I had this old bugger come into my workshop the other week with a 1985 Hilux ute, under the bonnet was a 1 litre Vacola glass jar with a lid on it, in the jar was coiled stainless steel strip which was connected to a 7 amp 12v feed from the car's electrics. There was also a hose connected to the lid which fed the air intake to his carburettor , the fellow said in the jar was water with a tablespoon of bicarb of soda which lasts about a month or 2.

He stated the whole setup cost about $70.00 and before he fitted it he was getting 350km per tank of petrol, using this system he now gets 400 to 450km per tank of fuel, of course the reaction with electricity and the water/bi carb mixture in the jar produces hydrogen and oxygen.

Now I don't know the long term effect on the standard motor using hydrogen as a fuel but I was impressed with his results and how cheap the conversion kit was and the ongoing costs.
 
Considering one of these would take only a couple hours to make and less than $100, I am tempted to try one, so on top of quoting laws of thermodynamics, I can actually say I tried it.
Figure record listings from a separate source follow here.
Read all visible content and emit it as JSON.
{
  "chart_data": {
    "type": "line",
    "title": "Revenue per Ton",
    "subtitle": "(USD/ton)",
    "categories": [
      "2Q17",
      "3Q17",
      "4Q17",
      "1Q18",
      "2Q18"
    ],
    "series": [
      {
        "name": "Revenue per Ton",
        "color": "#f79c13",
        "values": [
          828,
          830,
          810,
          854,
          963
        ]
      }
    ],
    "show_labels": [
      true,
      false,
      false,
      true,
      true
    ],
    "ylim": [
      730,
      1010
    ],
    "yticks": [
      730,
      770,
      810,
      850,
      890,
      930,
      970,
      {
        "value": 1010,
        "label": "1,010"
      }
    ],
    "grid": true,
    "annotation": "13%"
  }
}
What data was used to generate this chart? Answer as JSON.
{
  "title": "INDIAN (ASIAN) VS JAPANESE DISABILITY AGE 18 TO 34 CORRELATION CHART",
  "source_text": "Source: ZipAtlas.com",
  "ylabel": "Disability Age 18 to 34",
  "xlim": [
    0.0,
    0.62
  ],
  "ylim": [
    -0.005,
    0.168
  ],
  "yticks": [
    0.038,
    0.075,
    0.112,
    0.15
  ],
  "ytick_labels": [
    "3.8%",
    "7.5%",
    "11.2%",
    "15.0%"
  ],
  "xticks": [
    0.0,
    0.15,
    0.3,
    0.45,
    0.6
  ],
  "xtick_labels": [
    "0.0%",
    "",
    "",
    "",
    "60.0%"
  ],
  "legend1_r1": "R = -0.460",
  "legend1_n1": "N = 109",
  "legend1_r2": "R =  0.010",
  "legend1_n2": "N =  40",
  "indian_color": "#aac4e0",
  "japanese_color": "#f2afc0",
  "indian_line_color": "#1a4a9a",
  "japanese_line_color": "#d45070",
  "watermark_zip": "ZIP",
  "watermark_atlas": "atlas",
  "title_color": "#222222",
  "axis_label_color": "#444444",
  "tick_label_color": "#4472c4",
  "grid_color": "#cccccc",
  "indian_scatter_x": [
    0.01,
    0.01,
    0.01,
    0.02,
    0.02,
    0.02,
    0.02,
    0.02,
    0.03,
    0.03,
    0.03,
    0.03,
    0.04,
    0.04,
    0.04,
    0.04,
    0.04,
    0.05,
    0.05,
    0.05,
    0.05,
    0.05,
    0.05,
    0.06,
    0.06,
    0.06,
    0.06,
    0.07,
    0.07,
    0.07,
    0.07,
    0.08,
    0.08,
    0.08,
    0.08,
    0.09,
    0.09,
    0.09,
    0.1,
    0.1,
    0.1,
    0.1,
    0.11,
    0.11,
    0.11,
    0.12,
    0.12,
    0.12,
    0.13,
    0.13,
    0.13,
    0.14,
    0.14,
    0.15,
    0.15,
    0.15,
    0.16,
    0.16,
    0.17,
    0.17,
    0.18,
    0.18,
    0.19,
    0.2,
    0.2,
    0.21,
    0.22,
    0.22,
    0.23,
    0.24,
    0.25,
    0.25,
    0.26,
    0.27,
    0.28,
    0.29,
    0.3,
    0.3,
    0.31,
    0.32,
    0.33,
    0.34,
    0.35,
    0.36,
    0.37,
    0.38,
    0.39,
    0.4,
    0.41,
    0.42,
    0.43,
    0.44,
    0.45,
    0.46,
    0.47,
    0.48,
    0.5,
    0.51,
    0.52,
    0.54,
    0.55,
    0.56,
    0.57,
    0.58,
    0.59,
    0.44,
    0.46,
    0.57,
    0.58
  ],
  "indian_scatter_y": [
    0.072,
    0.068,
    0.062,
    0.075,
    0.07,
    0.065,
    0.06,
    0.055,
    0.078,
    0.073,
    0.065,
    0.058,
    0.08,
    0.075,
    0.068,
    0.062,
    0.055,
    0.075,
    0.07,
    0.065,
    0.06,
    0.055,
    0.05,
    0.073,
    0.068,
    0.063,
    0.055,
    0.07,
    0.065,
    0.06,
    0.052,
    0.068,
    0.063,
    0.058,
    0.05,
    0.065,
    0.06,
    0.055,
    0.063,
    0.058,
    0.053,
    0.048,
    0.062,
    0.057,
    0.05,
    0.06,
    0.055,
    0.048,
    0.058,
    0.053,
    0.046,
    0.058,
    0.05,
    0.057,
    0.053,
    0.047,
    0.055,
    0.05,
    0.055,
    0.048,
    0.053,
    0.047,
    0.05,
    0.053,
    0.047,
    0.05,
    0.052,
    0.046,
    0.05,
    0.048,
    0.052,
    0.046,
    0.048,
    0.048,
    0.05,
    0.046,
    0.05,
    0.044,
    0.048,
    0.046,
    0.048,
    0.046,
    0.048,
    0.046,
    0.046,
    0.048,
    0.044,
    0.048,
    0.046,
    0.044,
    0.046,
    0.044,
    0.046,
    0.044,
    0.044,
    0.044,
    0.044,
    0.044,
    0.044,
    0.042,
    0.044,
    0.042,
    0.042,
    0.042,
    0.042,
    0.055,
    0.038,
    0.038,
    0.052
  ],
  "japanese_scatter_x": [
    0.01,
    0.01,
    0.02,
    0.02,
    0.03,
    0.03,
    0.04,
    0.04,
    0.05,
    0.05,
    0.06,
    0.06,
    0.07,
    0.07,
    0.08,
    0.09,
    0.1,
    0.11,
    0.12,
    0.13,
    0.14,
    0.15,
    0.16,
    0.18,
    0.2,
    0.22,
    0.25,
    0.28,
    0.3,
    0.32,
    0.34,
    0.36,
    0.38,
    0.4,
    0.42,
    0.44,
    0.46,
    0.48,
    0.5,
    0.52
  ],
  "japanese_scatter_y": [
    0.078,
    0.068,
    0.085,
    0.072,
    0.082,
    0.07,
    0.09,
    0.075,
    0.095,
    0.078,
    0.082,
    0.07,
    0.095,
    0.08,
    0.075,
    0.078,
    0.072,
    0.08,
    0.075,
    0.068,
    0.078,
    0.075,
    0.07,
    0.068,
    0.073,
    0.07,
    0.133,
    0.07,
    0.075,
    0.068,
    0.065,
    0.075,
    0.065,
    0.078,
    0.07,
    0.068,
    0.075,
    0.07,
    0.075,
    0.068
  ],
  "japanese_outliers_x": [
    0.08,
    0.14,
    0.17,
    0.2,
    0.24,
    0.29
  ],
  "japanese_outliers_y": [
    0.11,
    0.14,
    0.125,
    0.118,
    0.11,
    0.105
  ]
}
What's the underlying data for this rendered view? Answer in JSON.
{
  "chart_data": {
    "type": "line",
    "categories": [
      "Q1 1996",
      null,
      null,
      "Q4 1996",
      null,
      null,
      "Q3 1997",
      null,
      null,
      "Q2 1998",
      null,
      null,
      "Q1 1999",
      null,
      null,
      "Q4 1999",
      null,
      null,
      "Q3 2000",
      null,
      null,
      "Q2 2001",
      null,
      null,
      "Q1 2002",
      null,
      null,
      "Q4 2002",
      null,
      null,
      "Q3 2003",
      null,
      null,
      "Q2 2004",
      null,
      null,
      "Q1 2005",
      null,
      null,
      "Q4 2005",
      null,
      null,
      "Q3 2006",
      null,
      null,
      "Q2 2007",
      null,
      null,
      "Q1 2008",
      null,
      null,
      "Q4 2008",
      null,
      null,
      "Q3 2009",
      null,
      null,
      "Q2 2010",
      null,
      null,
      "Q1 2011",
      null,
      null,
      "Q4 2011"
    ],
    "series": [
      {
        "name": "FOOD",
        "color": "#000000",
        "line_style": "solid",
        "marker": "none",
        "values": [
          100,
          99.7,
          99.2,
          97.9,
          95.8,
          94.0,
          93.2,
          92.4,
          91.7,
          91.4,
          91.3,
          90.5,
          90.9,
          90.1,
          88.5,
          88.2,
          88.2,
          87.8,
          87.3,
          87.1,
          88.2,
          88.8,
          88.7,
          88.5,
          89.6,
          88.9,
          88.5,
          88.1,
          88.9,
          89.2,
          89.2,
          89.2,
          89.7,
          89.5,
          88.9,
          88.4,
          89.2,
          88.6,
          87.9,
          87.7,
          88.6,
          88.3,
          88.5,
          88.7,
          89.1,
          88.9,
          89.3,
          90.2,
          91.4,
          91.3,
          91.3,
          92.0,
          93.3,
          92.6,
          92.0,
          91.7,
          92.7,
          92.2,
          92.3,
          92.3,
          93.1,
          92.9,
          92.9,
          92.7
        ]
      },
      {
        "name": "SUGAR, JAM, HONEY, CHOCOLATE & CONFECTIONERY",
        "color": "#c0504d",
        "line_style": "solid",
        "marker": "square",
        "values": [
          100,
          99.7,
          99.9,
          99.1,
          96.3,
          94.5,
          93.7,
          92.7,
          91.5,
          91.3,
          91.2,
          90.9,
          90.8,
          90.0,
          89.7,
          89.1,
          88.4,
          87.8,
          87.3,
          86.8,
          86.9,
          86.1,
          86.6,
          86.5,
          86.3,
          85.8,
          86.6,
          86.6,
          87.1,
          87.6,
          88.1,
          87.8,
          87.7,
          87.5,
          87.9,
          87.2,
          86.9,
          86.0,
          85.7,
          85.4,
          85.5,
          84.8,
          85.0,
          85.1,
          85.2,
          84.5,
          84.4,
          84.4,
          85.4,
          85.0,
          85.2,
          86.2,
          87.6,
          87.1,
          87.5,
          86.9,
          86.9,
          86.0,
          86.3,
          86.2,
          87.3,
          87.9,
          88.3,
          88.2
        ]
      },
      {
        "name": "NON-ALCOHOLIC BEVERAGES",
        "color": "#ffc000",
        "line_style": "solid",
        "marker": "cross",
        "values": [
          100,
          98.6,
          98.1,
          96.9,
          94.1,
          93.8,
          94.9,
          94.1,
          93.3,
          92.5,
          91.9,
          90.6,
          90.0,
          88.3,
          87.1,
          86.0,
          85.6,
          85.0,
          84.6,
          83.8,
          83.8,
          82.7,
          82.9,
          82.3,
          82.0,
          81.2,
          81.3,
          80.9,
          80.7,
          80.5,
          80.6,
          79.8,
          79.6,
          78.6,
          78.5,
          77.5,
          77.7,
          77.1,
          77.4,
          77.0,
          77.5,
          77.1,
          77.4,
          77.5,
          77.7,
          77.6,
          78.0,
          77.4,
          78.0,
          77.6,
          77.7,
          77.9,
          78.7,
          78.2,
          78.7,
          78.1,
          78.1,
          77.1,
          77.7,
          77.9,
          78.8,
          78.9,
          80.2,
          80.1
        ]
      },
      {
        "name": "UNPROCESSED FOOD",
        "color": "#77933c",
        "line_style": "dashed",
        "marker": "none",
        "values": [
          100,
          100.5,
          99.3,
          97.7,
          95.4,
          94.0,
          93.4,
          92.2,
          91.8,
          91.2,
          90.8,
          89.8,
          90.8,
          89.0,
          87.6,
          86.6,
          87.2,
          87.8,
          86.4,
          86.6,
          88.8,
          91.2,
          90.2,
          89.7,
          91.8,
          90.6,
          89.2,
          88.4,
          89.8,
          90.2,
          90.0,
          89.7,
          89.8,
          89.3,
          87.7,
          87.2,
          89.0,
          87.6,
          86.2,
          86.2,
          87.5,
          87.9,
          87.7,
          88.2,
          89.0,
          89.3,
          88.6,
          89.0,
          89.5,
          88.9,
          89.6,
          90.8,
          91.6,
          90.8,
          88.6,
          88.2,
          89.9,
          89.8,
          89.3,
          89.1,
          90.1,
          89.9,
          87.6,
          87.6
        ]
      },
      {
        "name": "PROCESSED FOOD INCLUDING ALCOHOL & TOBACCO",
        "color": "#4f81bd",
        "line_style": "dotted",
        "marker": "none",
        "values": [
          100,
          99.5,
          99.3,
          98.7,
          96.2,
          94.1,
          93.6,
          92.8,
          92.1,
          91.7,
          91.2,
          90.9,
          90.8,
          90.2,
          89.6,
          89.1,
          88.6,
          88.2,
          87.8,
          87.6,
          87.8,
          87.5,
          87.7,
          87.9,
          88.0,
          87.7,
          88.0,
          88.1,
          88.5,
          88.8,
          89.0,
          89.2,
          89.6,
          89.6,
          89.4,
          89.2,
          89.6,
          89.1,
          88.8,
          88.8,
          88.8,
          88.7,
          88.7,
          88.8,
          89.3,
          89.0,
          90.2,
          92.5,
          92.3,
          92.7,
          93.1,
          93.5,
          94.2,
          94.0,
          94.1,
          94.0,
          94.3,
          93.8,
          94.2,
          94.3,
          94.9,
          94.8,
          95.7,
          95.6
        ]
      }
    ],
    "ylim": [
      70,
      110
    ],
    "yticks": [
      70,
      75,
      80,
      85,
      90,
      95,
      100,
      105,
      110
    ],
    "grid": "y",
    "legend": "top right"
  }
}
There is a TINY TINY chance, that hydrogen, oxygen, brown's gas, or some weird byproduct of this unit, doesn't break the laws of thermo dynamics by adding power to the system, but works by acting as a catalyst of some sort, rather than an energy input.

Hydrogen is not exactly known to be a catalyst to hydrocarbon combustion, neither is oxygen, but who knows? Perhaps the raising of combustion temperature, since hydrogen burns a lot hotter than carbon, causes a cleaner more efficient burn.

Extremely unlikely, but not entirely outside the realm of possibility. I've seen some strange things happen in cars.